Evaluation of the in vivo anti-inflammatory and analgesic activity of a highly water-soluble aspirin conjugate.

Glucose-aspirin (GA) was synthesized by conjugating aspirin (ASA) to the 3-carbon of glucose to produce a stable water-soluble aspirin derivative. The in vivo activities were compared with those of aspirin. The mouse tail flick assay showed that at 120 min., both aspirin and GA showed the maximum possible effect, and the higher dose (200 mg/kg) generally had less of an effect than the lower dose (100 mg/kg). Per cent inhibition of paw oedema was 63% and 69% for ASA and GA at 100 mg/kg, respectively. In the tail immersion test, the increase in reaction time was significantly greater with GA as compared to aspirin (100 mg/kg) at 60 min. In conclusion, there was significant anti-inflammatory and analgesic activity for GA at the doses studied under the experimental conditions.

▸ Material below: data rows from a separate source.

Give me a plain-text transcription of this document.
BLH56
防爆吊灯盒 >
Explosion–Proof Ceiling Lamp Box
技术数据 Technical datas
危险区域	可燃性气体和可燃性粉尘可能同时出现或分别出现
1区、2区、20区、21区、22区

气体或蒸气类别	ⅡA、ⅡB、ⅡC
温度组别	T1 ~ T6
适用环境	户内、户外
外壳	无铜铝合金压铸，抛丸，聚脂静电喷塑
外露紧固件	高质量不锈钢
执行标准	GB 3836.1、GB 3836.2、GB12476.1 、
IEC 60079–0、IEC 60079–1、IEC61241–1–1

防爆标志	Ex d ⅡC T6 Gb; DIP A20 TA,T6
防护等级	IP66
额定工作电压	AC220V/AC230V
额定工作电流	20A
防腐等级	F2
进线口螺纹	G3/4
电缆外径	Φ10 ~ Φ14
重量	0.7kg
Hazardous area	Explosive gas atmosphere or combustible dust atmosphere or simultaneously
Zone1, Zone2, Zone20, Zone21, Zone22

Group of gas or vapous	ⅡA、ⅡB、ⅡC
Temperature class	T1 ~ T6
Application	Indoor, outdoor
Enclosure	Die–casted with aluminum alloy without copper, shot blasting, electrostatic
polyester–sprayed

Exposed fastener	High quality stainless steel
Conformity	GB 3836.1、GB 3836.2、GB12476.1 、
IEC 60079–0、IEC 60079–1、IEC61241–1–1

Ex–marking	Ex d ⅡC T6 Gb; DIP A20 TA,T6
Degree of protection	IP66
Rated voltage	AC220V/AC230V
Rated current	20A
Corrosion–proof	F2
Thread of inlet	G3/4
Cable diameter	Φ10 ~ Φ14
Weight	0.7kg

Glucose-aspirin: Synthesis and in vitro anti-cancer activity studies.

Glucose-aspirin (GA) was synthesized by conjugating aspirin (ASA) to glucose. The water solubility and biological activity of GA was studied in comparison to aspirin. The human serum protease activity on the ester showed a slower hydrolysis rate, compared to ASA. Glucose-aspirin was sevenfold more water soluble than aspirin and it was about 8- to 9-fold more active in inhibiting cell growth than aspirin in their anti-cancer cell culture activity on breast (SKBR3), pancreatic (PANC-1), and prostate (PC3) cell lines, whereas the activity was similar on a benign non-cancerous cell line (WI 38). In conclusion, GA is a highly water soluble derivative of aspirin. Although the serum hydrolysis for GA was slower, there was significant anti-cancer activity at the doses studied under the experimental conditions.

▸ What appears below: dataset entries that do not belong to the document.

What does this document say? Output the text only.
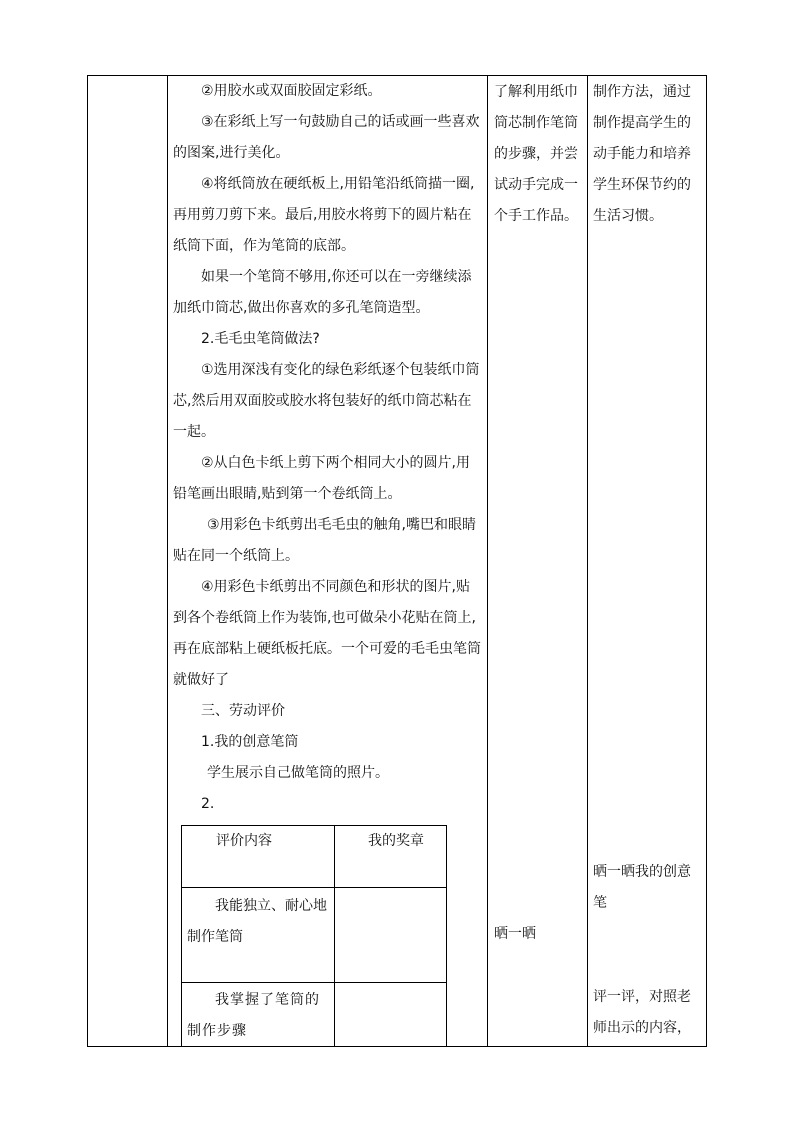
②用胶水或双面胶固定彩纸。

③在彩纸上写一句鼓励自己的话或画一些喜欢的图案,进行美化。

④将纸筒放在硬纸板上,用铅笔沿纸筒描一圈,再用剪刀剪下来。最后,用胶水将剪下的圆片粘在纸筒下面，作为笔筒的底部。

如果一个笔筒不够用,你还可以在一旁继续添加纸巾筒芯,做出你喜欢的多孔笔筒造型。

2.毛毛虫笔筒做法?

①选用深浅有变化的绿色彩纸逐个包装纸巾筒芯,然后用双面胶或胶水将包装好的纸巾筒芯粘在一起。

②从白色卡纸上剪下两个相同大小的圆片,用铅笔画出眼睛,贴到第一个卷纸筒上。

③用彩色卡纸剪出毛毛虫的触角,嘴巴和眼睛贴在同一个纸筒上。

④用彩色卡纸剪出不同颜色和形状的图片,贴到各个卷纸筒上作为装饰,也可做朵小花贴在筒上,再在底部粘上硬纸板托底。一个可爱的毛毛虫笔筒就做好了

三、劳动评价

1.我的创意笔筒

学生展示自己做笔筒的照片。

2.

评价内容	我的奖章
我能独立、耐心地制作笔筒
我掌握了笔筒的制作步骤
了解利用纸巾筒芯制作笔筒的步骤，并尝试动手完成一个手工作品。
晒一晒
制作方法，通过制作提高学生的动手能力和培养学生环保节约的生活习惯。
晒一晒我的创意笔
评一评，对照老师出示的内容，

Aspirin analogues as dual cyclooxygenase-2/5-lipoxygenase inhibitors: synthesis, nitric oxide release, molecular modeling, and biological evaluation as anti-inflammatory agents.

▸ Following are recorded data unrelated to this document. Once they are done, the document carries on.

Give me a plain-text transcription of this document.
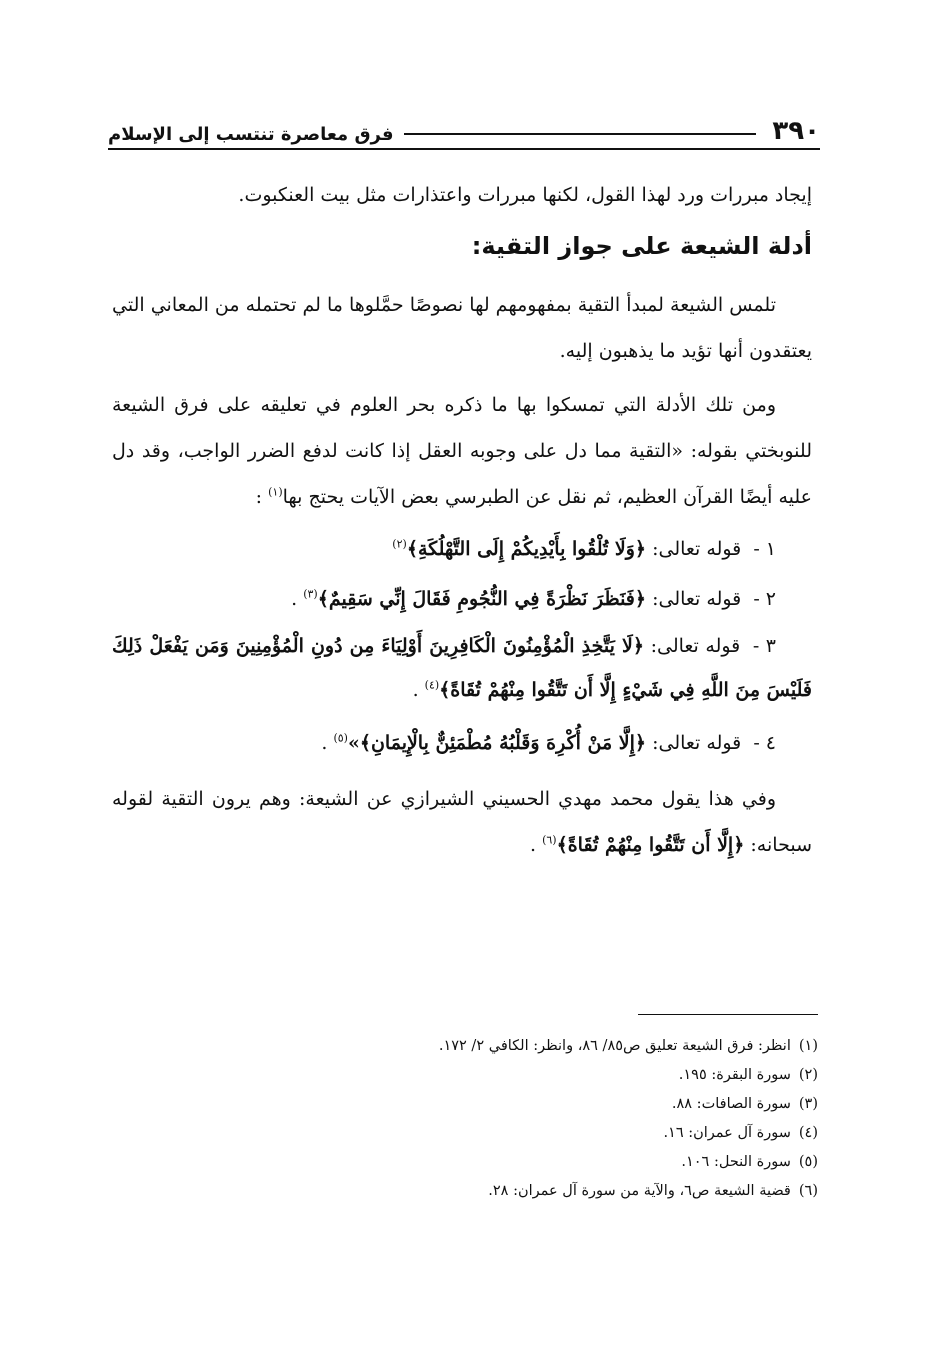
٣٩٠
فرق معاصرة تنتسب إلى الإسلام

إيجاد مبررات ورد لهذا القول، لكنها مبررات واعتذارات مثل بيت العنكبوت.

أدلة الشيعة على جواز التقية:

تلمس الشيعة لمبدأ التقية بمفهومهم لها نصوصًا حمَّلوها ما لم تحتمله من المعاني التي يعتقدون أنها تؤيد ما يذهبون إليه.

ومن تلك الأدلة التي تمسكوا بها ما ذكره بحر العلوم في تعليقه على فرق الشيعة للنوبختي بقوله: «التقية مما دل على وجوبه العقل إذا كانت لدفع الضرر الواجب، وقد دل عليه أيضًا القرآن العظيم، ثم نقل عن الطبرسي بعض الآيات يحتج بها$^{(١)}$ :

١ - قوله تعالى: ﴿وَلَا تُلْقُوا بِأَيْدِيكُمْ إِلَى التَّهْلُكَةِ﴾$^{(٢)}$

٢ - قوله تعالى: ﴿فَنَظَرَ نَظْرَةً فِي النُّجُومِ فَقَالَ إِنِّي سَقِيمٌ﴾$^{(٣)}$ .

٣ - قوله تعالى: ﴿لَا يَتَّخِذِ الْمُؤْمِنُونَ الْكَافِرِينَ أَوْلِيَاءَ مِن دُونِ الْمُؤْمِنِينَ وَمَن يَفْعَلْ ذَلِكَ فَلَيْسَ مِنَ اللَّهِ فِي شَيْءٍ إِلَّا أَن تَتَّقُوا مِنْهُمْ تُقَاةً﴾$^{(٤)}$ .

٤ - قوله تعالى: ﴿إِلَّا مَنْ أُكْرِهَ وَقَلْبُهُ مُطْمَئِنٌّ بِالْإِيمَانِ﴾»$^{(٥)}$ .

وفي هذا يقول محمد مهدي الحسيني الشيرازي عن الشيعة: وهم يرون التقية لقوله سبحانه: ﴿إِلَّا أَن تَتَّقُوا مِنْهُمْ تُقَاةً﴾$^{(٦)}$ .

(١)انظر: فرق الشيعة تعليق ص٨٥/ ٨٦، وانظر: الكافي ٢/ ١٧٢.

(٢)سورة البقرة: ١٩٥.

(٣)سورة الصافات: ٨٨.

(٤)سورة آل عمران: ١٦.

(٥)سورة النحل: ١٠٦.

(٦)قضية الشيعة ص٦، والآية من سورة آل عمران: ٢٨.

Analogues of aspirin were synthesized through an efficient one-step reaction in which the carboxyl group was replaced by an ethyl ester, and/or the acetoxy group was replaced by an N-substituted sulfonamide (SO(2)NHOR(2):R(2) =H, Me, CH(2)Ph) pharmacophore. These analogues were designed for evaluation as dual cyclooxygenase-2 (COX-2) and 5-lipoxygenase (5-LOX) inhibitors. In vitro COX-1/COX-2 isozyme inhibition studies identified compounds 11 (CO(2) H, SO(2)NHOH), 12 (CO(2)H, SO(2)NHOCH(2)Ph), and 16 (CO(2)Et, SO(2)NHOH) as highly potent and selective COX-2 inhibitors (IC(50) range: 0.07-0.7 µM), which exhibited appreciable in vivo anti-inflammatory activity (ED(50) range: 23.1-31.4 mg kg(-1)). Moreover, compounds 11 (IC(50) =0.2 µM) and 16 (IC(50) =0.3 µM), with a sulfohydroxamic acid (SO(2)NHOH) moiety showed potent 5-LOX inhibitory activity. Furthermore, the SO(2)NHOH moiety present in compounds 11 and 16 was found to be a good nitric oxide (NO) donor upon incubation in phosphate buffer at pH 7.4. Molecular docking studies in the active binding site of COX-2 and 5-LOX provided complementary theoretical support for the experimental biological structure-activity data acquired.